Ich denke, dass sich jetzt die Spreu vom Weizen trennt. In den vergangenen fünf Jahren haben viele Bond-Investoren davon profitiert, dass auf breiter Front die Kurse gestiegen sind, da sowohl die Renditen als auch die Risikospreads gesunken sind. Auch die Ausfallraten verharrten auf einem historisch niedrigen Niveau. Diese Phase neigt sich dem Ende zu, weshalb es für viele nun schwieriger wird, gute Renditen zu erwirtschaften. Daher glaube ich, dass Huber, Reuss & Kollegen als hochspezialisierter Bond-Picker die kommenden Jahre besonders gut nutzen kann.

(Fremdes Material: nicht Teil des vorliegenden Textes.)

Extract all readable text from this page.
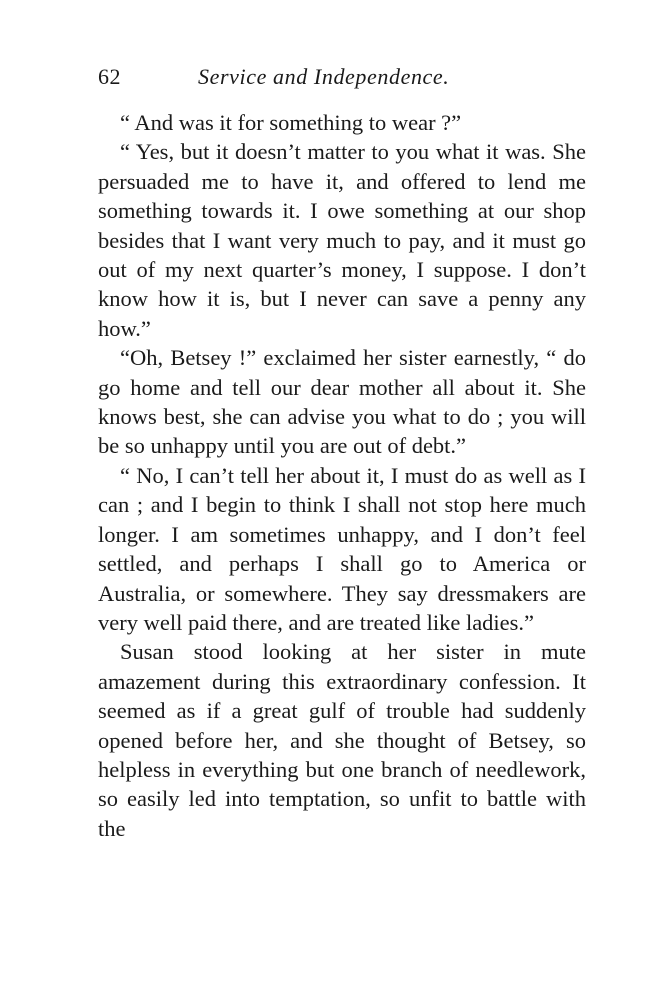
62	Service and Independence.

“ And was it for something to wear ?”

“ Yes, but it doesn’t matter to you what it was. She persuaded me to have it, and offered to lend me something towards it. I owe something at our shop besides that I want very much to pay, and it must go out of my next quarter’s money, I suppose. I don’t know how it is, but I never can save a penny any how.”

“Oh, Betsey !” exclaimed her sister earnestly, “ do go home and tell our dear mother all about it. She knows best, she can advise you what to do ; you will be so unhappy until you are out of debt.”

“ No, I can’t tell her about it, I must do as well as I can ; and I begin to think I shall not stop here much longer. I am sometimes unhappy, and I don’t feel settled, and perhaps I shall go to America or Australia, or somewhere. They say dressmakers are very well paid there, and are treated like ladies.”

Susan stood looking at her sister in mute amazement during this extraordinary confession. It seemed as if a great gulf of trouble had suddenly opened before her, and she thought of Betsey, so helpless in everything but one branch of needlework, so easily led into temptation, so unfit to battle with the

Und wie sieht Ihr kurz- bis mittelfristiges Bild aus?
Aktuell sind wir eher etwas vorsichtiger aufgestellt, halten etwas Cash vor und haben eher defensivere Nachranganleihen übergewichtet. Ich gehe davon aus, dass wir dieses Jahr erneut eine erhöhte Volatilität erleben werden. Dann wollen wir bereit sein, um bei niedrigeren Kursen Chancen nutzen zu können. Hier kommt uns übrigens die ausgedünnte Liquidität bei vielen Anleihen zur Hilfe, die wir in Verbindung mit unserem Netzwerk gut nutzen können. Denn sobald viele Investoren auf der Verkaufsseite stehen und die Kurse nachgeben, wissen die Broker, dass unser Haus an bestimmten Titeln Interesse haben könnte. Häufig können wir die Bonds als größerer Abnehmer mit deutlichen Kursabschlägen erwerben, sodass wir über diese Schiene eine zusätzliche Rendite erwirtschaften. In diesem Umfeld bin ich sehr zuversichtlich, dass wir auf Fondsebene unser Ziel, fünf Prozent Rendite nach Kosten zu erwirtschaften, auch 2017 schaffen werden.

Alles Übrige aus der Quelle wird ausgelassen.